The value of an object is determined in two ways: through the value of the materials that it is made of and through the value that the market assigns it. How do "handcrafted" objects acquire this "added value" if they're not recognised by the market? Exploitation of craftsmanship and artisans' work has been going on for at least sixty years, and probably, if nothing changes, it's because it's convenient that way.
What rapport do you have with the new forms of technology?
Already in 1971 I had carried out a project that was called "The Telematic House" (exhibited at the MOMA in New York during the exhibit Italy: The New Domestic Landscape), which illustrated the use of telematics and computers inside the inhabited space, not only as a place of to receive, but also as a place to divulge messages in urban space.
Together with Gianfranco Bettini and Aldo Grasso I presented the same project at the Milan Fiera in 1982, investigating the transformations that technology was already bringing into our homes.
How, instead, has the clientele that orders your works changed?
In the past few years, there has been an increase in attention to the "Object made as art": my research in the 1970s was based on this concept - of small series made with great care. Perhaps now the market will start to say I am right.
How do you see the role of institutions in managing, promoting and safeguarding art as a trade?
The role of the institutions is practically inexistent. Organised activities are extremely generic because there is no instrument of judgement to provide adequate "promotion or protection" for craftsmen. Unfortunately without any will on the part of politics, you can't get anywhere.
What passion moves, inspires or motivates you?
A passion for research, always. Research oriented towards the "revival of manual skills", as in the 1970s when I was immersed in my explorations of the city and its outlying areas, and the observation of these worlds continually gave me signals, findings, traces, things of beauty, danger and adventure.

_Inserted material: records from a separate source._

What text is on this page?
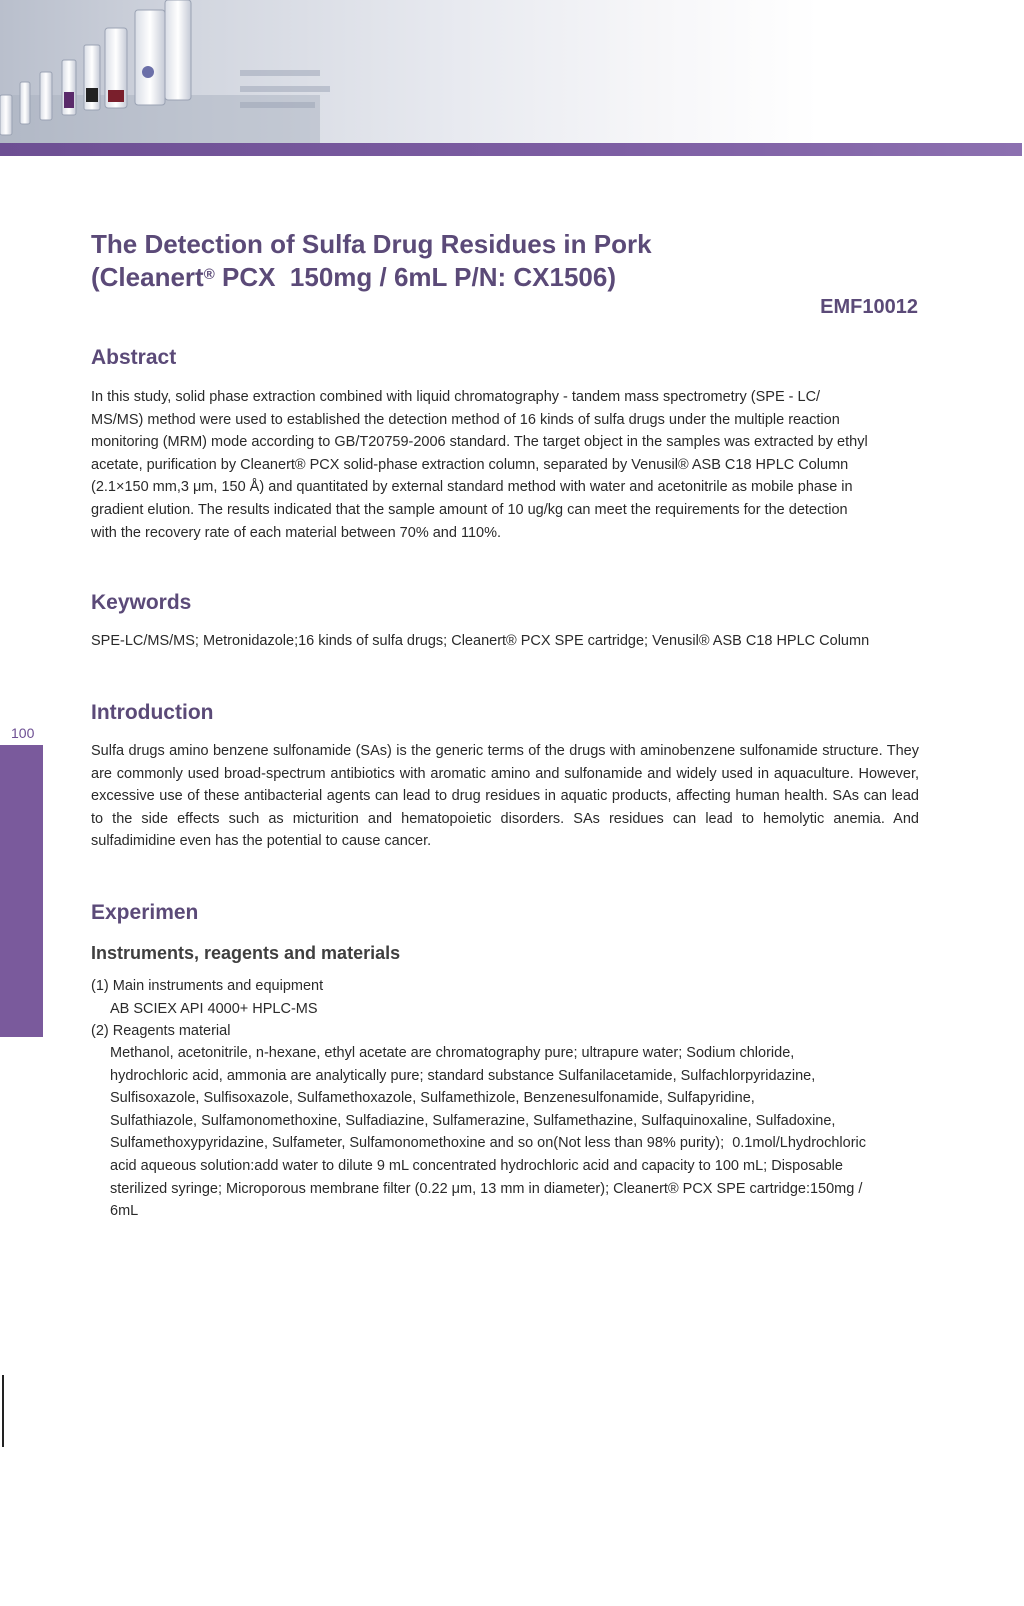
100
Cleanert® SPE
The Detection of Sulfa Drug Residues in Pork
(Cleanert® PCX  150mg / 6mL P/N: CX1506)
EMF10012
Abstract

In this study, solid phase extraction combined with liquid chromatography - tandem mass spectrometry (SPE - LC/
MS/MS) method were used to established the detection method of 16 kinds of sulfa drugs under the multiple reaction
monitoring (MRM) mode according to GB/T20759-2006 standard. The target object in the samples was extracted by ethyl
acetate, purification by Cleanert® PCX solid-phase extraction column, separated by Venusil® ASB C18 HPLC Column
(2.1×150 mm,3 μm, 150 Å) and quantitated by external standard method with water and acetonitrile as mobile phase in
gradient elution. The results indicated that the sample amount of 10 ug/kg can meet the requirements for the detection
with the recovery rate of each material between 70% and 110%.

Keywords

SPE-LC/MS/MS; Metronidazole;16 kinds of sulfa drugs; Cleanert® PCX SPE cartridge; Venusil® ASB C18 HPLC Column

Introduction

Sulfa drugs amino benzene sulfonamide (SAs) is the generic terms of the drugs with aminobenzene sulfonamide structure. They are commonly used broad-spectrum antibiotics with aromatic amino and sulfonamide and widely used in aquaculture. However, excessive use of these antibacterial agents can lead to drug residues in aquatic products, affecting human health. SAs can lead to the side effects such as micturition and hematopoietic disorders. SAs residues can lead to hemolytic anemia. And sulfadimidine even has the potential to cause cancer.

Experimen
Instruments, reagents and materials
(1) Main instruments and equipment
AB SCIEX API 4000+ HPLC-MS
(2) Reagents material

Methanol, acetonitrile, n-hexane, ethyl acetate are chromatography pure; ultrapure water; Sodium chloride,
hydrochloric acid, ammonia are analytically pure; standard substance Sulfanilacetamide, Sulfachlorpyridazine,
Sulfisoxazole, Sulfisoxazole, Sulfamethoxazole, Sulfamethizole, Benzenesulfonamide, Sulfapyridine,
Sulfathiazole, Sulfamonomethoxine, Sulfadiazine, Sulfamerazine, Sulfamethazine, Sulfaquinoxaline, Sulfadoxine,
Sulfamethoxypyridazine, Sulfameter, Sulfamonomethoxine and so on(Not less than 98% purity);  0.1mol/Lhydrochloric
acid aqueous solution:add water to dilute 9 mL concentrated hydrochloric acid and capacity to 100 mL; Disposable
sterilized syringe; Microporous membrane filter (0.22 μm, 13 mm in diameter); Cleanert® PCX SPE cartridge:150mg /
6mL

Your ties with the territory are important?
Very important, because it is precisely from what surrounds me that I draw the inspiration to create my works. If I had been born in another country, I would surely have carried out research that would have yielded different results.
And how do young people live your profession? Do you have assistants?

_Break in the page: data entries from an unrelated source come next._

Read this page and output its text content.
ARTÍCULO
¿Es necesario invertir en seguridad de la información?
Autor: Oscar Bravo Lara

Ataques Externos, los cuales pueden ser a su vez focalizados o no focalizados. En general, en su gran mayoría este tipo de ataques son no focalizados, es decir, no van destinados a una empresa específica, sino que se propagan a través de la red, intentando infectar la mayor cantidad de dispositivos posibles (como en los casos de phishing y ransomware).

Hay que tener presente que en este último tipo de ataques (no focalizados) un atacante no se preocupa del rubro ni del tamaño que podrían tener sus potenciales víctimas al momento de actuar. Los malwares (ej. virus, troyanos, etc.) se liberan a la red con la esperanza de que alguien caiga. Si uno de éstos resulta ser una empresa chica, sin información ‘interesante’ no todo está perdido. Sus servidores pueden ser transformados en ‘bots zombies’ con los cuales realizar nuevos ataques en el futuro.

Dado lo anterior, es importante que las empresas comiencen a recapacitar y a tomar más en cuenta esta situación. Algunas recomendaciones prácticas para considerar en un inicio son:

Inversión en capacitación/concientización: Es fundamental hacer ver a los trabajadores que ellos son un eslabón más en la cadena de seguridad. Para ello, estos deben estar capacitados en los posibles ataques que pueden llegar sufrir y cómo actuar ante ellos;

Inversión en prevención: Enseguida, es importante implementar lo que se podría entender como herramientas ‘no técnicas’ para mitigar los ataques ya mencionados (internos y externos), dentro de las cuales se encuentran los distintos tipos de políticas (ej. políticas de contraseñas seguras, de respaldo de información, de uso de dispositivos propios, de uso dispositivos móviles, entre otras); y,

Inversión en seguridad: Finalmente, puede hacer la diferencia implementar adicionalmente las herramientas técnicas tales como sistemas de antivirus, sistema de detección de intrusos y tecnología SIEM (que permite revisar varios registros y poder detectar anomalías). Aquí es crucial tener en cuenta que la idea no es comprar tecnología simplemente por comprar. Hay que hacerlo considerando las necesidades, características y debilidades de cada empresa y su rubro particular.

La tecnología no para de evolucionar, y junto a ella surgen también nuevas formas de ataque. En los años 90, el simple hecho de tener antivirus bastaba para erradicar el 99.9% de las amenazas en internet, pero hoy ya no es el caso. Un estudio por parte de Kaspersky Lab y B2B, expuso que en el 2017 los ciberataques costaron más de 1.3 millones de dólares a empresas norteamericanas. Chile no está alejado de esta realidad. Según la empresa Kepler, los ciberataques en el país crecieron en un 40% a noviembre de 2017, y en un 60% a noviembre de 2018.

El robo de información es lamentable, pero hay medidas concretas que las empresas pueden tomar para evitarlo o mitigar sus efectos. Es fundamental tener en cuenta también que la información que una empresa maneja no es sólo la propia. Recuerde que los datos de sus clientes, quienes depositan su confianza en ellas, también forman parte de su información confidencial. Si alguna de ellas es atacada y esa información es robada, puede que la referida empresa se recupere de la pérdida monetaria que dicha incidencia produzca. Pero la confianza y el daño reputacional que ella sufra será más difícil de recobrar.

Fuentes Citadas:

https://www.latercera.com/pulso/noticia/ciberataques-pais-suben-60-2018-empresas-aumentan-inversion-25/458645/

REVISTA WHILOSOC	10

No, I don't have assistants because I have never wanted to create a school around myself. If by my profession we mean designer, certainly the young people who are coming out of the schools find themselves in a very complex situation.
"Designer" is a phoney profession; it almost doesn't exist. Many people who have studied to be designers end up doing other things pertaining to the world of design, like consultants for firms or art direction.
But you have always taught.
Yes, from 1964 to today I have always taught, in the beginning as assistant at the Department of Architecture in Milan, but I was also at Monza, Palermo, Venice and I had a chair at the Accademia di Brera.
What difficulties or hardships do you perceive in your sector?
The difficulties I see are mainly concerned with the ruinous approach that design has in comparison with the world of the artisan.
Design thrives on getting ideas from parallel worlds, stealing ideas from worlds that have nothing to do with it, like the war industry. Since invention in these parallel sectors has gradually stopped, a shift towards the world of the artisan has come about: editions that are more and more refined and precious, produced in limited series.
The problem is that this approach is only a trend, and like a wave – once it has passed, no one knows how our poor craftsman will come out of it.